In a section of the talk entitled Better Loving, Dr Emsley will focus on the role of chemistry in sex – and what it can do when things go wrong.
Finally his talk will look at a new career path for young chemists, in museums and art galleries. Their skills can be applied in the analysis and restoration of great works of art and in the detection and prevention of forgery.
The lecture will commemorate the life of Dr Alex Hopkins, a much-loved teaching officer in inorganic chemistry, based at Churchill and Fitzwilliam Colleges as well as the Chemistry Department, who died in 2006. His father, John Hopkins, has generously provided funds for an annual lecture in his memory, in the field of chemistry but accessible to non-chemists.
Dr Emsley became a full-time science writer in 1990, having spent 22 years as lecturer and reader in chemistry at King’s College London, producing more than 100 original research papers.

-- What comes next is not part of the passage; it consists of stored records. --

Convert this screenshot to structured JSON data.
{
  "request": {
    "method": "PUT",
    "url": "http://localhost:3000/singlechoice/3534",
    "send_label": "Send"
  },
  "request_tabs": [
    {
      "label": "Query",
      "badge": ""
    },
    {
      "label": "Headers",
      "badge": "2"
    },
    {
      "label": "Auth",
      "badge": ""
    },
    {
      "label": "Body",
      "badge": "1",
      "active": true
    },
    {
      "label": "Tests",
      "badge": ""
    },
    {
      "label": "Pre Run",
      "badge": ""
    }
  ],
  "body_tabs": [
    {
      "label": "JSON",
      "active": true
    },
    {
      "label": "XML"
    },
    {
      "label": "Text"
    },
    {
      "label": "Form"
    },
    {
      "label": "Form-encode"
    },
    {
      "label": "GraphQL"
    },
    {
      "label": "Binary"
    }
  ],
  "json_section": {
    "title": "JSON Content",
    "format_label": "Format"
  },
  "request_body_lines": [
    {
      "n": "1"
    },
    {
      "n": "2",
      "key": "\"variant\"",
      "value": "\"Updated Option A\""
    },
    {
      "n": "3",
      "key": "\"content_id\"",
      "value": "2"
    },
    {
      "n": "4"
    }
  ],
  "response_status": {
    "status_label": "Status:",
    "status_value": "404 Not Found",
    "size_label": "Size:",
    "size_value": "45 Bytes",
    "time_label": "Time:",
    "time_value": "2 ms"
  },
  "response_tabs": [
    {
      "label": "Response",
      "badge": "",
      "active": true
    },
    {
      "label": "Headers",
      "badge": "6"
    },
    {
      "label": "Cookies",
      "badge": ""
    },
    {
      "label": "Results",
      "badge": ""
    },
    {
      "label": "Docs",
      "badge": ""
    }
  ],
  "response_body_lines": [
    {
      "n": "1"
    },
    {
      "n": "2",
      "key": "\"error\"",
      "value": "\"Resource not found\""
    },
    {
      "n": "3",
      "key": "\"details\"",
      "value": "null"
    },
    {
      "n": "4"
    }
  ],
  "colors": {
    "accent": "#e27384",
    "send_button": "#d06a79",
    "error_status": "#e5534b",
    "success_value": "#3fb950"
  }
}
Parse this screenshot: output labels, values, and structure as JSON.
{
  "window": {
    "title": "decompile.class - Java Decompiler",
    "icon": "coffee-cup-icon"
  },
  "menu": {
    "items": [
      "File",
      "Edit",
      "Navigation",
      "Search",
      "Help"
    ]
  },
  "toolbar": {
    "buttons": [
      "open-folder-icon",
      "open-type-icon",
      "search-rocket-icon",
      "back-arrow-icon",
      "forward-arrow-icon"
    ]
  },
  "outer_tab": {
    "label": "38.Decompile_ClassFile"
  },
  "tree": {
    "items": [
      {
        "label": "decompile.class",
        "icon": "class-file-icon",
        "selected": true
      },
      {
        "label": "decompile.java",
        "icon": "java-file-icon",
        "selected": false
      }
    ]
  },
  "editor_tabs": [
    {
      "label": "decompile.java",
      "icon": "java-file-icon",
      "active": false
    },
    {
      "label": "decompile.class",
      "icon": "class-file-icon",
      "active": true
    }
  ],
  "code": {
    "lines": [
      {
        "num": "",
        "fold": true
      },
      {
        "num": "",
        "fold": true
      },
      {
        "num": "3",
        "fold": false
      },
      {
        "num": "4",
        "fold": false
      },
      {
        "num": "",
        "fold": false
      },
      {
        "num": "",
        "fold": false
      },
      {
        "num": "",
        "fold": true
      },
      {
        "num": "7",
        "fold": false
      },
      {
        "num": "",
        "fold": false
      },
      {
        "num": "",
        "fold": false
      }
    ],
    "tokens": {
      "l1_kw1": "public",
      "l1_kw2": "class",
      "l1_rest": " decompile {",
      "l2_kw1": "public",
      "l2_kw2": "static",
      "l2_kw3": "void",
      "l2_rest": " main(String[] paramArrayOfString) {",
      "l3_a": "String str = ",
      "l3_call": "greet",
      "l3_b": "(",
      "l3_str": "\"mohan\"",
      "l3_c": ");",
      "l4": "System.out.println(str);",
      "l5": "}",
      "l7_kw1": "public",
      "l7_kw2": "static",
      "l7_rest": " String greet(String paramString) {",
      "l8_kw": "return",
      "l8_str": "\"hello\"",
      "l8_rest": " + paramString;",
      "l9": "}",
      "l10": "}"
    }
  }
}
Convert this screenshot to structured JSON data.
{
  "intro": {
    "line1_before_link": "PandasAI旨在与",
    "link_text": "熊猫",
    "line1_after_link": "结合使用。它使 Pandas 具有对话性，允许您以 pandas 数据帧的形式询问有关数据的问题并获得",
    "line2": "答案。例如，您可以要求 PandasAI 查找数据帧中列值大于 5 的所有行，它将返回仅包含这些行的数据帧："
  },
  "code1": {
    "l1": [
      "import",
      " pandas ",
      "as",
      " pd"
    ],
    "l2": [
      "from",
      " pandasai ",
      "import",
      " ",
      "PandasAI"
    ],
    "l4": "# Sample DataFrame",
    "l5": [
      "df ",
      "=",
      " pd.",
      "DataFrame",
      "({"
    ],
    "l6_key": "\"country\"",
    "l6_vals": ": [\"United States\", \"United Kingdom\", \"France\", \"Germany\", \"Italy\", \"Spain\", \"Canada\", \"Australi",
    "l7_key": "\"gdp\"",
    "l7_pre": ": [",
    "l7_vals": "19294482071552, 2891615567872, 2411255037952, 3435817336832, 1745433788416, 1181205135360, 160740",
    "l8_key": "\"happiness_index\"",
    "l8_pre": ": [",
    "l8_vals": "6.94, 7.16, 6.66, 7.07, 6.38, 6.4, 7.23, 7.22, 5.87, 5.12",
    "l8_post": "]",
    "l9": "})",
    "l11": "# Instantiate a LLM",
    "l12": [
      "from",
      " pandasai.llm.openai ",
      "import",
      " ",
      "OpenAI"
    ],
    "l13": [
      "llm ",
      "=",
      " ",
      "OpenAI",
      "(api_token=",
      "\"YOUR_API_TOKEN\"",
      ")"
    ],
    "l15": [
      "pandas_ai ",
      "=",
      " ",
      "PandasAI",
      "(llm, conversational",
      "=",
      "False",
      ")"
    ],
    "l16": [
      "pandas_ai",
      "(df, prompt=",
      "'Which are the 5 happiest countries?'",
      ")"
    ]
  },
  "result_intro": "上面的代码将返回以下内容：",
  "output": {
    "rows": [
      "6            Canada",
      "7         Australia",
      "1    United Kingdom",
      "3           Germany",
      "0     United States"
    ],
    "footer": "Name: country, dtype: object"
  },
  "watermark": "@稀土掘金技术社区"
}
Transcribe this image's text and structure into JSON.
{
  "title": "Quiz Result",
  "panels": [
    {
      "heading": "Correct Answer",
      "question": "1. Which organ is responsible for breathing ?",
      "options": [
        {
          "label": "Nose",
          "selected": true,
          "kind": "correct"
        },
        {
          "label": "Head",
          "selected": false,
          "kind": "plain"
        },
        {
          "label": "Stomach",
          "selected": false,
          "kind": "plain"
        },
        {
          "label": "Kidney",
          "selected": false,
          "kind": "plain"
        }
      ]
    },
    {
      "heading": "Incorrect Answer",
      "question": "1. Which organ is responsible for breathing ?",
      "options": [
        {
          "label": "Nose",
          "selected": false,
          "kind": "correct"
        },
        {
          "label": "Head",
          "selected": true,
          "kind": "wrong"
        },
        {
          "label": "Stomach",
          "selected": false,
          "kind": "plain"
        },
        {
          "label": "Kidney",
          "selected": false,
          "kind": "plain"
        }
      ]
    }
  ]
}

He has been science writer in residence at Imperial College, London and Cambridge University, as well as writing a column for The Independent and appearing on numerous television and radio programmes.
In 1995 he won the Science Book Prize for The Consumer’s Good Chemical Guide and more recently was awarded the first Science Communications Award from the Society of Chemical Industry.
His numerous popular science books include a history of poisons, The Elements of Murder and a guide to the discovery, uses and properties of the chemical elements, Nature’s Building Blocks. His most recent book, Better Looking, Better Living, Better Loving was published in 2007.
“Better Looking, Better Living, Better Loving: what's chemistry got to do with it?” is free and open to all. It will take place at 4pm on Friday 7 March in the Bristol-Myers-Squibbs Lecture Theatre at the Department of Chemistry, Lensfield Road.